Bob opens up a hand grenade, which Deadpool catches and nonchalantly tosses behind him. He punches out Bob and drags his unconscious buddy out of frame as the skirmish comes to a close.

Love is also in the air in the  Deadpool movie with the addition of Morena Baccarin as Vanessa Carlysle, a former prostitute that becomes Wade’s “girlfriend.”

“They meet in a bar, where she is a prostitute and she tries to pick him up,” Baccarin explains. “She comes up to him and she’s gonna try to get him to spend all his money, instead of buying drinks for his friends, on sleeping with her and paying her for it. And they go into this sorta back and forth about whose life is worse… and they just taunt each other on the s***tiest things that have happened to them. And that’s how they fall in love is with a sense of humor and how f***ed up their life is.”

Baccarin went on to describe an extended sex montage between the pair where time passing is indicated by the decorations for all of the major holidays popping up around them, before summarizing Vanessa as a whole.

“This character’s scrappy, she’s not worried about her hair and her nails or messing around. She gets down and dirty and she’s not a victim, she’s not a damsel in distress.”

Vanessa actually has mutant abilities in the source material, adopting the name Copycat given her ability to shapeshift into other people. The character can be picked out in the pages of Marvel’s comics thanks to her blue skin, though that won’t be seen in the film save for an Easter egg for eagle-eyed fans.

The film is filled with “serious Easter eggs” too, as Reynolds calls them, featuring allusions to the larger X-Men universe, including a namedrop of the big man himself, Charles Xavier.

“We are part of the X universe, and that is important,” Rhett Reese says. “Simon Kinberg is our producer and he kind of minds the store in regards to the X universe, so we are fitting into the larger timeline. We have things like the Blackbird in the movie. We reference Professor X in the movie. So Deadpool is very much of that world and I think sooner or later we’ll cross over into that world. I mean, we’re not sure when that would be. Probably, if I’d have to guess, we would do a standalone sequel before he entered the actual ensemble movies, but I think at some point it will cross over and it needs to fit.”

“(Deadpool) even jokes in the movie about being part of an ensemble movie,” adds co-writer Paul Wernick.

Given how long its taken to get to this moment, there is some trepidation in the air about the future of Deadpool.

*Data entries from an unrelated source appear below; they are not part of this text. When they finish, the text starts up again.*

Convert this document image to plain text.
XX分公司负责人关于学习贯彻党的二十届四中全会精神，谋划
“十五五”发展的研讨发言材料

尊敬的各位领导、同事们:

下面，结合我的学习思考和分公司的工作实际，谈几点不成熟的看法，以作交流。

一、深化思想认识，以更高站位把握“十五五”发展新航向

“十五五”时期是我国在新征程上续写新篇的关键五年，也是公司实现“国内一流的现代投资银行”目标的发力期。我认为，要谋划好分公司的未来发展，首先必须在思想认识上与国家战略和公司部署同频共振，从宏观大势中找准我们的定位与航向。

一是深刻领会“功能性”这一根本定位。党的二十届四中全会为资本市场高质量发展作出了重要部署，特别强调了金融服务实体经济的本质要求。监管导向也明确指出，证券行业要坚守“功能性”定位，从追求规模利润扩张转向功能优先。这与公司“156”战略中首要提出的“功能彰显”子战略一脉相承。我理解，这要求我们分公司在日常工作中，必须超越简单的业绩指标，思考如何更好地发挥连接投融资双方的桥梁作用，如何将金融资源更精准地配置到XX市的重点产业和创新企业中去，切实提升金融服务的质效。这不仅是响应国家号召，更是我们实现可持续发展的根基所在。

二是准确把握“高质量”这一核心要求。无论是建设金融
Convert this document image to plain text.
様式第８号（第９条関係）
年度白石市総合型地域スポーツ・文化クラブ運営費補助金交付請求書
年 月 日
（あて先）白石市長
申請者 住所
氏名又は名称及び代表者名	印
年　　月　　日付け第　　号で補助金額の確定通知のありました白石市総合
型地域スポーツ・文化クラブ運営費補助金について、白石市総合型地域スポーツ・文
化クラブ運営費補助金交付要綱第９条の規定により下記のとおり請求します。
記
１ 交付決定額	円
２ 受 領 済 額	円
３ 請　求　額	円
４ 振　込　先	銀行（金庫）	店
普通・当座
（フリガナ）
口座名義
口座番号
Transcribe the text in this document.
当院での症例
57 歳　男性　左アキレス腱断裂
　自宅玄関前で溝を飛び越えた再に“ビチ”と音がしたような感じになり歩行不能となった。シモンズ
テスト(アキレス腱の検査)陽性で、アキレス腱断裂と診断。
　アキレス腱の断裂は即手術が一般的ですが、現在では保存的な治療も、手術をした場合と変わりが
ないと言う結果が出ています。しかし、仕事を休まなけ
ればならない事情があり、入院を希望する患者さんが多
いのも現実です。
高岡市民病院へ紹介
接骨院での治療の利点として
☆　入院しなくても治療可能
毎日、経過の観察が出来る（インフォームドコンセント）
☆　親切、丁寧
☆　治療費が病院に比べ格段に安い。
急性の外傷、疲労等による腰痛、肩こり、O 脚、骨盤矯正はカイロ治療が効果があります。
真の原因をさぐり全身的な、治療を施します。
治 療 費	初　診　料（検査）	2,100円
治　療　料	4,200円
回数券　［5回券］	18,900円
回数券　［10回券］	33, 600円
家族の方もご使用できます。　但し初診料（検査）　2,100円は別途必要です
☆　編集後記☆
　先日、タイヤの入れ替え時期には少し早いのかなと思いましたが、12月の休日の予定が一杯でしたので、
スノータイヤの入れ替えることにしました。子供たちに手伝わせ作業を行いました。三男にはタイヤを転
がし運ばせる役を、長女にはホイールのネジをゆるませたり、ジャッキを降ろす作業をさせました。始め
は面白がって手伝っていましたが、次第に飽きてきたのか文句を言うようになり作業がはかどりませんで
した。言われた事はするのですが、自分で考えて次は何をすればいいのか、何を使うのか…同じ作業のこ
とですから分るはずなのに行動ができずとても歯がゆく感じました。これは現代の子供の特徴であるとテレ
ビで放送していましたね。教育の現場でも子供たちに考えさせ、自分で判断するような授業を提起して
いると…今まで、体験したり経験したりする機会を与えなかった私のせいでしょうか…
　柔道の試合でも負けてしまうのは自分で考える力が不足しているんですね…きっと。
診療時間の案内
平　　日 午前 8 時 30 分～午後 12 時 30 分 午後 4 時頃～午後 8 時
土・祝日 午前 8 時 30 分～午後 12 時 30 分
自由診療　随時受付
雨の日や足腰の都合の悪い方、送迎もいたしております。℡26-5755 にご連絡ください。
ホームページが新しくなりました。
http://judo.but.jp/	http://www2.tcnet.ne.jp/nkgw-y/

The cast and crew will talk about it of course, but you can’t blame them for being cautious, it took six years just to get here after all.

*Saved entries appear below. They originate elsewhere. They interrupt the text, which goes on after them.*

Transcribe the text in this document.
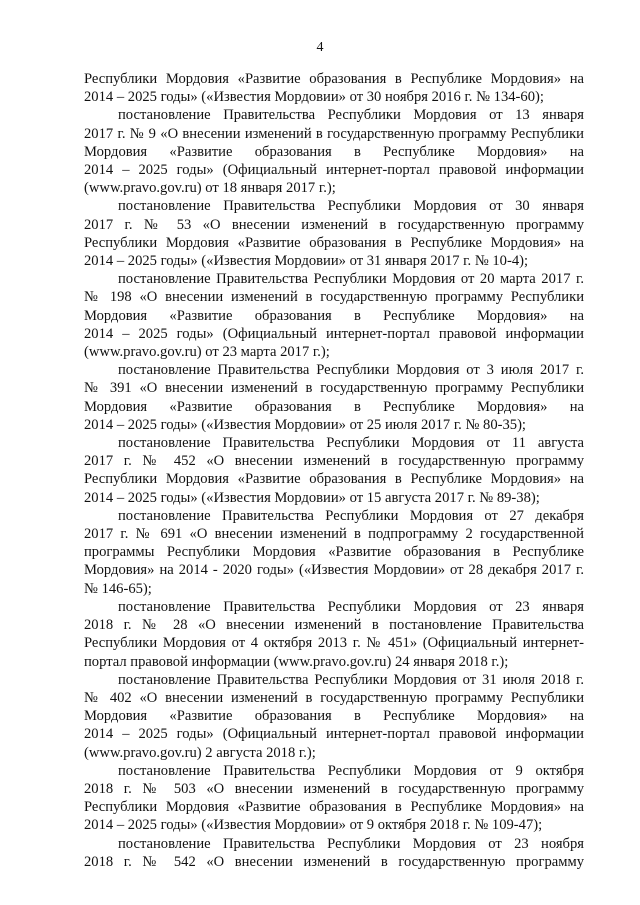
4
Республики Мордовия «Развитие образования в Республике Мордовия» на
2014 – 2025 годы» («Известия Мордовии» от 30 ноября 2016 г. № 134-60);
постановление Правительства Республики Мордовия от 13 января
2017 г. № 9 «О внесении изменений в государственную программу Республики
Мордовия «Развитие образования в Республике Мордовия» на
2014 – 2025 годы» (Официальный интернет-портал правовой информации
(www.pravo.gov.ru) от 18 января 2017 г.);
постановление Правительства Республики Мордовия от 30 января
2017 г. № 53 «О внесении изменений в государственную программу
Республики Мордовия «Развитие образования в Республике Мордовия» на
2014 – 2025 годы» («Известия Мордовии» от 31 января 2017 г. № 10-4);
постановление Правительства Республики Мордовия от 20 марта 2017 г.
№ 198 «О внесении изменений в государственную программу Республики
Мордовия «Развитие образования в Республике Мордовия» на
2014 – 2025 годы» (Официальный интернет-портал правовой информации
(www.pravo.gov.ru) от 23 марта 2017 г.);
постановление Правительства Республики Мордовия от 3 июля 2017 г.
№ 391 «О внесении изменений в государственную программу Республики
Мордовия «Развитие образования в Республике Мордовия» на
2014 – 2025 годы» («Известия Мордовии» от 25 июля 2017 г. № 80-35);
постановление Правительства Республики Мордовия от 11 августа
2017 г. № 452 «О внесении изменений в государственную программу
Республики Мордовия «Развитие образования в Республике Мордовия» на
2014 – 2025 годы» («Известия Мордовии» от 15 августа 2017 г. № 89-38);
постановление Правительства Республики Мордовия от 27 декабря
2017 г. № 691 «О внесении изменений в подпрограмму 2 государственной
программы Республики Мордовия «Развитие образования в Республике
Мордовия» на 2014 - 2020 годы» («Известия Мордовии» от 28 декабря 2017 г.
№ 146-65);
постановление Правительства Республики Мордовия от 23 января
2018 г. № 28 «О внесении изменений в постановление Правительства
Республики Мордовия от 4 октября 2013 г. № 451» (Официальный интернет-
портал правовой информации (www.pravo.gov.ru) 24 января 2018 г.);
постановление Правительства Республики Мордовия от 31 июля 2018 г.
№ 402 «О внесении изменений в государственную программу Республики
Мордовия «Развитие образования в Республике Мордовия» на
2014 – 2025 годы» (Официальный интернет-портал правовой информации
(www.pravo.gov.ru) 2 августа 2018 г.);
постановление Правительства Республики Мордовия от 9 октября
2018 г. № 503 «О внесении изменений в государственную программу
Республики Мордовия «Развитие образования в Республике Мордовия» на
2014 – 2025 годы» («Известия Мордовии» от 9 октября 2018 г. № 109-47);
постановление Правительства Республики Мордовия от 23 ноября
2018 г. № 542 «О внесении изменений в государственную программу
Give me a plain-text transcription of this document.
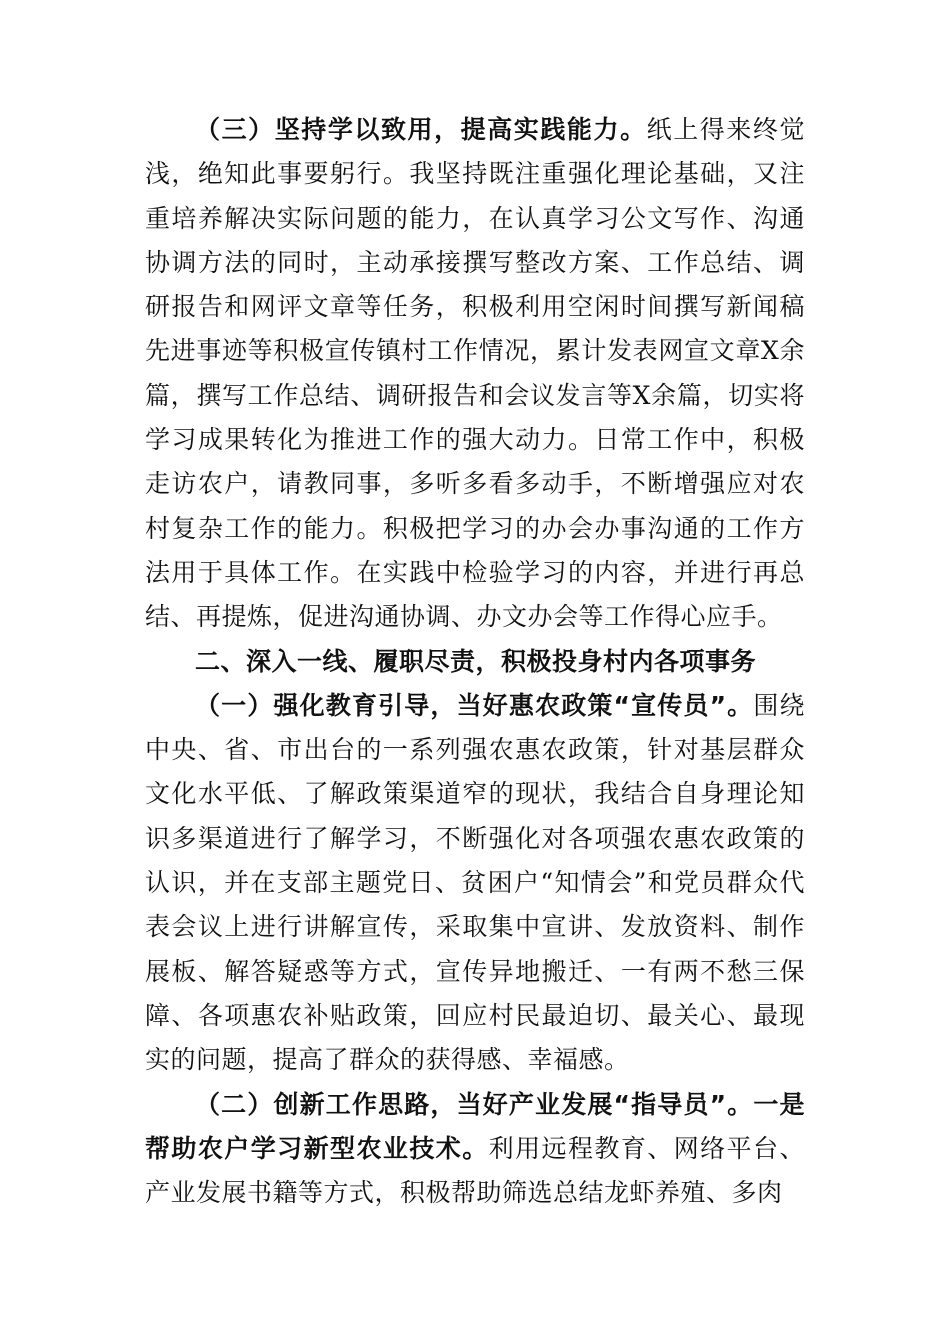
（三）坚持学以致用，提高实践能力。纸上得来终觉浅，绝知此事要躬行。我坚持既注重强化理论基础，又注重培养解决实际问题的能力，在认真学习公文写作、沟通协调方法的同时，主动承接撰写整改方案、工作总结、调研报告和网评文章等任务，积极利用空闲时间撰写新闻稿先进事迹等积极宣传镇村工作情况，累计发表网宣文章X余篇，撰写工作总结、调研报告和会议发言等X余篇，切实将学习成果转化为推进工作的强大动力。日常工作中，积极走访农户，请教同事，多听多看多动手，不断增强应对农村复杂工作的能力。积极把学习的办会办事沟通的工作方法用于具体工作。在实践中检验学习的内容，并进行再总结、再提炼，促进沟通协调、办文办会等工作得心应手。

二、深入一线、履职尽责，积极投身村内各项事务

（一）强化教育引导，当好惠农政策“宣传员”。围绕中央、省、市出台的一系列强农惠农政策，针对基层群众文化水平低、了解政策渠道窄的现状，我结合自身理论知识多渠道进行了解学习，不断强化对各项强农惠农政策的认识，并在支部主题党日、贫困户“知情会”和党员群众代表会议上进行讲解宣传，采取集中宣讲、发放资料、制作展板、解答疑惑等方式，宣传异地搬迁、一有两不愁三保障、各项惠农补贴政策，回应村民最迫切、最关心、最现实的问题，提高了群众的获得感、幸福感。

（二）创新工作思路，当好产业发展“指导员”。一是帮助农户学习新型农业技术。利用远程教育、网络平台、产业发展书籍等方式，积极帮助筛选总结龙虾养殖、多肉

“We’re not pushing him quite as far as some of the later comics do in terms of his sheer insanity,” Rhett Reese says. “We figured we had time to do that, hopefully with sequels we have time to do that.”

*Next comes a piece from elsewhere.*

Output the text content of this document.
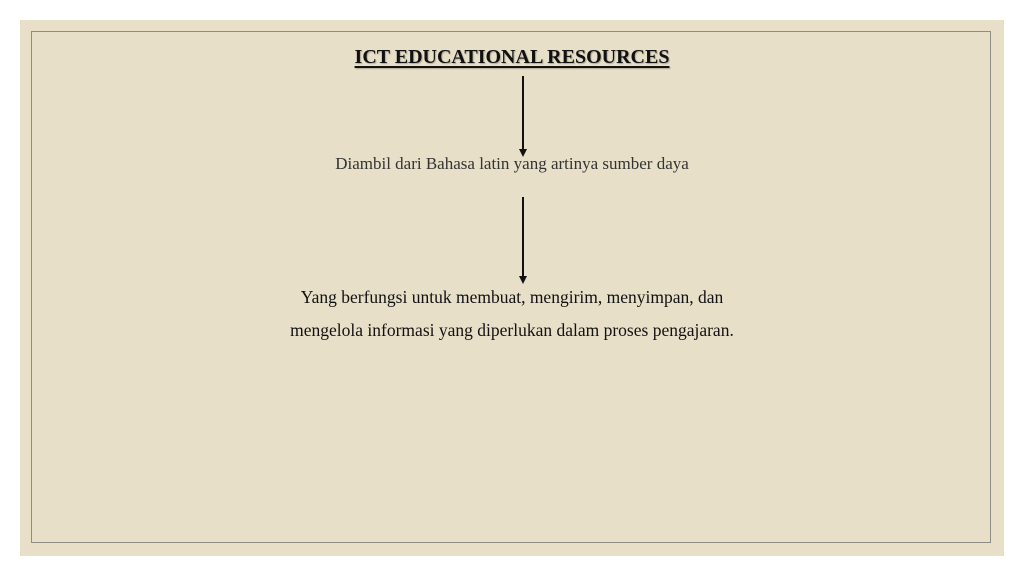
ICT EDUCATIONAL RESOURCES

Diambil dari Bahasa latin yang artinya sumber daya

Yang berfungsi untuk membuat, mengirim, menyimpan, dan
mengelola informasi yang diperlukan dalam proses pengajaran.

With that in mind, the focus is entirely on making sure they get this first movie right, because the fans have all been waiting long enough for it anyway.

“We just want to be true to the original spirit of it,” Miller says. “We talk a lot about ‘Will the fans not like this or not like that,’ I don’t worry about that so much, because I feel like I’m the core demographic wrapped up in one sorta semi-fat 50-year-old package, and I feel like I got a good compass for what they can tolerate and we are so in the zone. I think they’re gonna love it.”

Reynolds smiles, still fully dressed as the Merc with a Mouth, a role he’s poured his heart and life into for over half a decade.

“I feel like we owe it to (the fans),” Reynolds adds. “To give them the most authentic Deadpool possible and at the same time we also feel indebted to them for getting this movie made. They greenlit it, really. Fox just dated it.”

20th Century Fox will open the Deadpool movie in theaters on February 12, 2016.

In keeping with the tradition of comic book movies nowadays, plans are being made for a post-credit scene for Deadpool which we’re told will be “phenomenal” should it come to fruition.

“We’re planning it,” Reese says. “It’s one of those ones that’s gonna require some doing, so it may not come together, and if so, I don’t know, we’ll either do a plan B or none at all. I think we should have one, I mean, we really feel like we should have one.”